O candidato tucano faz uma campanha morna, para desespero dos seus aliados que defendem uma ofensiva udenista, mas não dá para saber se isso é um erro. Afinal, ataques diretos seriam desferidos contra um presidente que tem uma popularidade evidente – poderia ser o feitiço contra o feiticeiro.



Bolsa Família desintermediou voto pobre



Mas, para além dos erros estratégicos do candidato, existem outras variáveis que são externas à sua campanha e à sua postura política. O Brasil, sem dúvida, passou por um surto de modernização econômica a partir dos anos 90, que em algum momento entraria em conflito com uma política anacrônica. Embora não tenha tido efeitos sobre a distribuição de renda até neste governo – e ainda agora modestamente – essa modernização tem um componente cultural, na medida em que traz uma realidade diversa, pela televisão ou pelos meios eletrônicos, para uma população pobre antes isolada.



Dois programas simples, implantados diretamente pelo governo Lula, no entanto, foram fundamentais para desestabilizar as bases da política tradicional – ela historicamente resiste: passou por momentos de crise e voltou para onde sempre esteve, mas agora vive outra crise, das grandes. Um dos programas, o Bolsa Família, claramente desintermediou o voto da população pobre, que antes passava pelo chefe local – processo, aliás, facilitado pela urna eletrônica. Mas não se pode desprezar também uma mudança nas relações entre o governo federal e os municípios.

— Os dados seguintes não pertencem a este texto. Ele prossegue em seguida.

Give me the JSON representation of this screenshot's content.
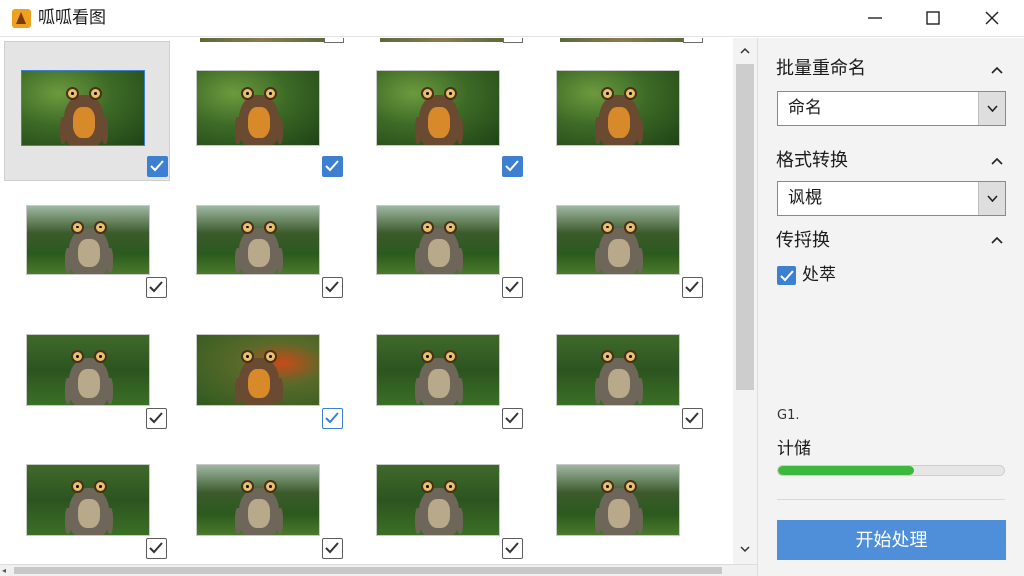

Ministério das Cidades muda relação



Quando foi criado o Ministério das Cidades, a impressão que se tinha era a de que seria uma mera compensação política ao ex-governador Olívio Dutra, do PT do Rio Grande do Sul. Mas a relação direta estabelecida com os prefeitos quebrou uma das lógicas mais importantes da política tradicional. Os prefeitos precisavam da mediação dos deputados federais e senadores para conseguir verbas federais. Essas verbas eram moeda de troca do governo federal, para obter apoio parlamentar; e o vínculo do prefeito com o deputado federal ou senador.



Não que isso tenha acabado: as emendas parlamentares ainda abrem muito espaço para isso, como mostra o escândalo das sanguessugas. Mas a mediação do político federal para obras de saneamento, habitação, regularização fundiária, planos diretores e transporte urbano, por exemplo, não é mais obrigatória. Isso ocorre num momento em que os governos estaduais não têm condições financeiras de atender demandas municipais, o que também torna mais tênues os vínculos entre os prefeitos e governadores.



Os prefeitos e o fator Bolsa Família



No passado, eram normais as debandadas de prefeitos para o partido do governador eleito, fosse ele quem fosse. Ser oposição municipal era um grande ônus para o administrador municipal e para a sua cidade. Não houve uma corrida ao PT, até porque o mote da relação do governo federal com os municípios é o de que ele não segrega adversários. Mas, desde o início do mês, nota-se um crescente número de apoios públicos de prefeitos de todos os partidos a Lula.



Eles não devem ser atribuídos apenas à desintermediação das relações entre governo federal e municípios: os prefeitos de regiões mais beneficiadas pelo Bolsa Família, por exemplo, estão mais próximos do seu eleitor e sentem maior pressão da popularidade de Lula. Mas, na certa, o afrouxamento das relações entre os dirigentes municipais e os políticos estaduais e federais deixam-nos menos sujeitos a represálias e pressões.



Tudo pela internet



A impessoalidade no trato aos prefeitos, no caso do Ministério das Cidades, conta agora a favor do governo Lula – no futuro, no entanto, pode ser assimilado como uma nova cultura de relacionamento entre unidades da Federação. Segundo o ministro Márcio Fortes, as cartas-convite são feitas pela internet – e pela internet é divulgada a pontuação dos municípios e a aceitação ou não dos projetos. Na internet são disponibilizados os manuais para cada programa. A Caixa Econômica Federal analisa os projetos, acompanha a execução e informa ao ministério. Hoje tem programas em todo o país, em prefeituras com administradores de todos os partidos – inclusive na cidade de São Paulo, administrada pelo PFL.



A mudança não foi a quantidade de dinheiro disponível para as cidades, mas o fato de o componente político no atendimento ao município ter sido minimizado.